Initial experimentation with Tensor-like extension for GGUF.

2026-04-23 03:00:31 -04:00 · 2024-09-27 22:32:21 +00:00
parent 01b088712d
commit 776f274ed5
2 changed files with 76 additions and 0 deletions
--- a/invokeai/backend/quantization/gguf/ggml_tensor.py
+++ b/invokeai/backend/quantization/gguf/ggml_tensor.py
@@ -0,0 +1,59 @@
+import gguf
+import torch
+
+from invokeai.backend.quantization.gguf.utils import (
+    DEQUANTIZE_FUNCTIONS,
+    TORCH_COMPATIBLE_QTYPES,
+    dequantize,
+)
+
+
+class GGMLTensor:
+    def __init__(self, data: torch.Tensor, ggml_quantization_type: gguf.GGMLQuantizationType, tensor_shape: torch.Size):
+        self._data = data
+        self._ggml_quantization_type = ggml_quantization_type
+        # The dequantized shape of the tensor.
+        self._tensor_shape = tensor_shape
+
+    def __repr__(self):
+        return f"GGMLTensor(type={self._ggml_quantization_type.name}, dequantized_shape=({self._tensor_shape})"
+
+    def get_dequantized_tensor(self, dtype: torch.dtype):
+        """Return the dequantized tensor.
+
+        Args:
+            dtype: The dtype of the dequantized tensor.
+        """
+        if self._ggml_quantization_type in TORCH_COMPATIBLE_QTYPES:
+            return self._data.to(dtype)
+        elif self._ggml_quantization_type in DEQUANTIZE_FUNCTIONS:
+            # TODO(ryand): Look into how the dtype param is intended to be used.
+            return dequantize(
+                data=self._data, qtype=self._ggml_quantization_type, oshape=self._tensor_shape, dtype=None
+            ).to(dtype)
+        else:
+            # There is no GPU implementation for this quantization type, so fallback to the numpy implementation.
+            new = gguf.quants.dequantize(self._data.cpu().numpy(), self._ggml_quantization_type)
+            return torch.from_numpy(new).to(self._data.device, dtype=dtype)
+
+    @classmethod
+    def __torch_function__(cls, func, types, args=(), kwargs=None):
+        if kwargs is None:
+            kwargs = {}
+
+        # Most functions will work by simply running on the dequantized tensors, so we assume this as the default
+        # behavior.
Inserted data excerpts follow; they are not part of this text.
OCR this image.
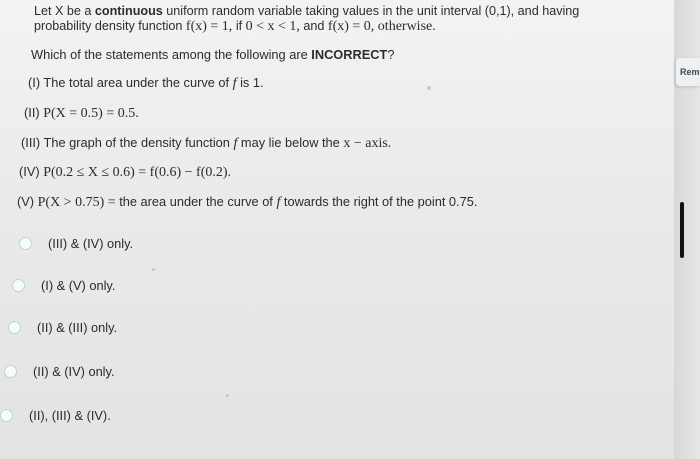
Let X be a continuous uniform random variable taking values in the unit interval (0,1), and having probability density function f(x) = 1, if 0 < x < 1, and f(x) = 0, otherwise.
Which of the statements among the following are INCORRECT?
(I) The total area under the curve of f is 1.
(II) P(X = 0.5) = 0.5.
(III) The graph of the density function f may lie below the x − axis.
(IV) P(0.2 ≤ X ≤ 0.6) = f(0.6) − f(0.2).
(V) P(X > 0.75) = the area under the curve of f towards the right of the point 0.75.
(III) & (IV) only.
(I) & (V) only.
(II) & (III) only.
(II) & (IV) only.
(II), (III) & (IV).
Rem
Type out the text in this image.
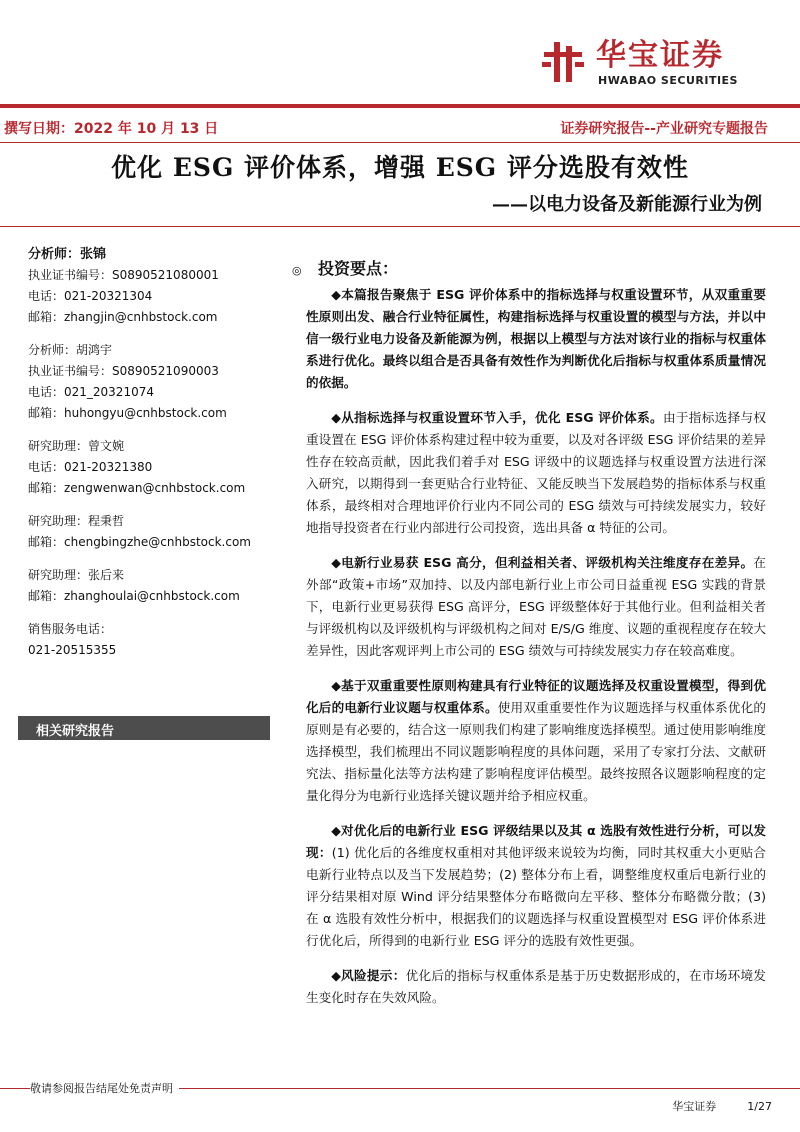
华宝证券
HWABAO SECURITIES
撰写日期：2022 年 10 月 13 日	证券研究报告--产业研究专题报告
优化 ESG 评价体系，增强 ESG 评分选股有效性
——以电力设备及新能源行业为例
分析师：张锦
执业证书编号：S0890521080001
电话：021-20321304
邮箱：zhangjin@cnhbstock.com
分析师：胡鸿宇
执业证书编号：S0890521090003
电话：021_20321074
邮箱：huhongyu@cnhbstock.com
研究助理：曾文婉
电话：021-20321380
邮箱：zengwenwan@cnhbstock.com
研究助理：程秉哲
邮箱：chengbingzhe@cnhbstock.com
研究助理：张后来
邮箱：zhanghoulai@cnhbstock.com
销售服务电话：
021-20515355
相关研究报告
◎ 投资要点：

◆本篇报告聚焦于 ESG 评价体系中的指标选择与权重设置环节，从双重重要性原则出发、融合行业特征属性，构建指标选择与权重设置的模型与方法，并以中信一级行业电力设备及新能源为例，根据以上模型与方法对该行业的指标与权重体系进行优化。最终以组合是否具备有效性作为判断优化后指标与权重体系质量情况的依据。

◆从指标选择与权重设置环节入手，优化 ESG 评价体系。由于指标选择与权重设置在 ESG 评价体系构建过程中较为重要，以及对各评级 ESG 评价结果的差异性存在较高贡献，因此我们着手对 ESG 评级中的议题选择与权重设置方法进行深入研究，以期得到一套更贴合行业特征、又能反映当下发展趋势的指标体系与权重体系，最终相对合理地评价行业内不同公司的 ESG 绩效与可持续发展实力，较好地指导投资者在行业内部进行公司投资，选出具备 α 特征的公司。

◆电新行业易获 ESG 高分，但利益相关者、评级机构关注维度存在差异。在外部“政策+市场”双加持、以及内部电新行业上市公司日益重视 ESG 实践的背景下，电新行业更易获得 ESG 高评分，ESG 评级整体好于其他行业。但利益相关者与评级机构以及评级机构与评级机构之间对 E/S/G 维度、议题的重视程度存在较大差异性，因此客观评判上市公司的 ESG 绩效与可持续发展实力存在较高难度。

◆基于双重重要性原则构建具有行业特征的议题选择及权重设置模型，得到优化后的电新行业议题与权重体系。使用双重重要性作为议题选择与权重体系优化的原则是有必要的，结合这一原则我们构建了影响维度选择模型。通过使用影响维度选择模型，我们梳理出不同议题影响程度的具体问题，采用了专家打分法、文献研究法、指标量化法等方法构建了影响程度评估模型。最终按照各议题影响程度的定量化得分为电新行业选择关键议题并给予相应权重。

◆对优化后的电新行业 ESG 评级结果以及其 α 选股有效性进行分析，可以发现：(1) 优化后的各维度权重相对其他评级来说较为均衡，同时其权重大小更贴合电新行业特点以及当下发展趋势；(2) 整体分布上看，调整维度权重后电新行业的评分结果相对原 Wind 评分结果整体分布略微向左平移、整体分布略微分散；(3) 在 α 选股有效性分析中，根据我们的议题选择与权重设置模型对 ESG 评价体系进行优化后，所得到的电新行业 ESG 评分的选股有效性更强。

◆风险提示：优化后的指标与权重体系是基于历史数据形成的，在市场环境发生变化时存在失效风险。

敬请参阅报告结尾处免责声明
华宝证券	1/27
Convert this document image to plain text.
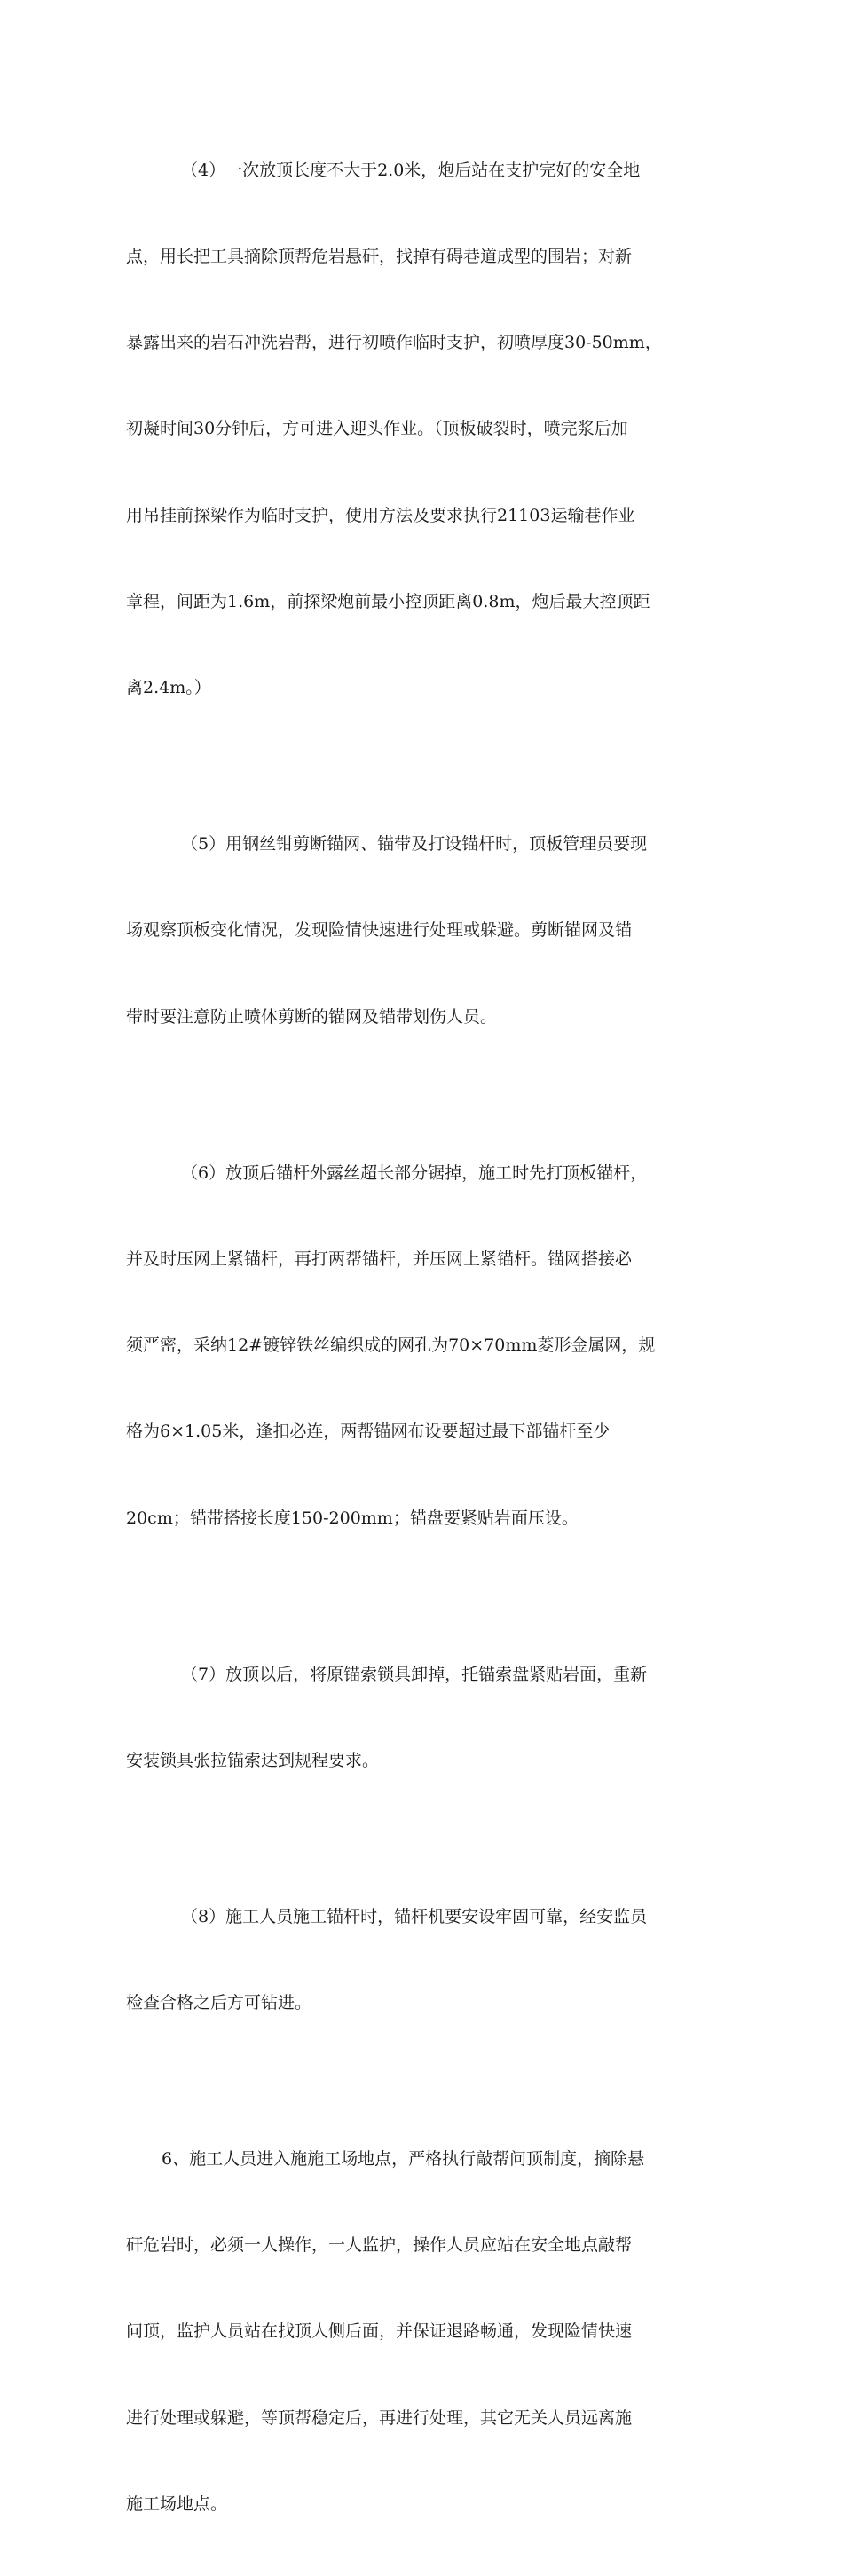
（4）一次放顶长度不大于2.0米，炮后站在支护完好的安全地

点，用长把工具摘除顶帮危岩悬矸，找掉有碍巷道成型的围岩；对新

暴露出来的岩石冲洗岩帮，进行初喷作临时支护，初喷厚度30-50mm，

初凝时间30分钟后，方可进入迎头作业。（顶板破裂时，喷完浆后加

用吊挂前探梁作为临时支护，使用方法及要求执行21103运输巷作业

章程，间距为1.6m，前探梁炮前最小控顶距离0.8m，炮后最大控顶距

离2.4m。）

（5）用钢丝钳剪断锚网、锚带及打设锚杆时，顶板管理员要现

场观察顶板变化情况，发现险情快速进行处理或躲避。剪断锚网及锚

带时要注意防止喷体剪断的锚网及锚带划伤人员。

（6）放顶后锚杆外露丝超长部分锯掉，施工时先打顶板锚杆，

并及时压网上紧锚杆，再打两帮锚杆，并压网上紧锚杆。锚网搭接必

须严密，采纳12#镀锌铁丝编织成的网孔为70×70mm菱形金属网，规

格为6×1.05米，逢扣必连，两帮锚网布设要超过最下部锚杆至少

20cm；锚带搭接长度150-200mm；锚盘要紧贴岩面压设。

（7）放顶以后，将原锚索锁具卸掉，托锚索盘紧贴岩面，重新

安装锁具张拉锚索达到规程要求。

（8）施工人员施工锚杆时，锚杆机要安设牢固可靠，经安监员

检查合格之后方可钻进。

6、施工人员进入施施工场地点，严格执行敲帮问顶制度，摘除悬

矸危岩时，必须一人操作，一人监护，操作人员应站在安全地点敲帮

问顶，监护人员站在找顶人侧后面，并保证退路畅通，发现险情快速

进行处理或躲避，等顶帮稳定后，再进行处理，其它无关人员远离施

施工场地点。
Over time, we will have to add special handling for exceptions. For example, .to() will need special
+        # handling.
+        if func in []:
+            return NotImplemented
+        else:
+            # TODO(ryand): Use the highest input precision of non-quantized inputs instead of hardcoding torch.float32.
+            dequantized_args = [
+                a.get_dequantized_tensor(dtype=torch.float32) if hasattr(a, "get_dequantized_tensor") else a
+                for a in args
+            ]
+            dequantized_kwargs = {
+                k: v.get_dequantized_tensor(dtype=torch.float32) if hasattr(v, "get_dequantized_tensor") else v
+                for k, v in kwargs.items()
+            }
+            return func(*dequantized_args, **dequantized_kwargs)
--- a/tests/backend/quantization/gguf/test_gguf_tensor.py
+++ b/tests/backend/quantization/gguf/test_gguf_tensor.py
@@ -0,0 +1,17 @@
+import torch
+
+from invokeai.backend.quantization.gguf.ggml_tensor import GGMLTensor
+from invokeai.backend.quantization.gguf.layers import GGUFTensor
+
+
+def test_ggml_tensor():
+    """Smoke test that multiplication works on a GGMLTensor."""
+    weight: GGUFTensor = torch.load("tests/assets/gguf_qweight.pt")
+    tensor_shape = weight.tensor_shape
+    tensor_type = weight.tensor_type
+    data = torch.Tensor(weight.data)
+
+    ggml_tensor = GGMLTensor(data, tensor_type, tensor_shape)
+    ones = torch.ones([1], dtype=torch.float32)
+
+    x = ggml_tensor * ones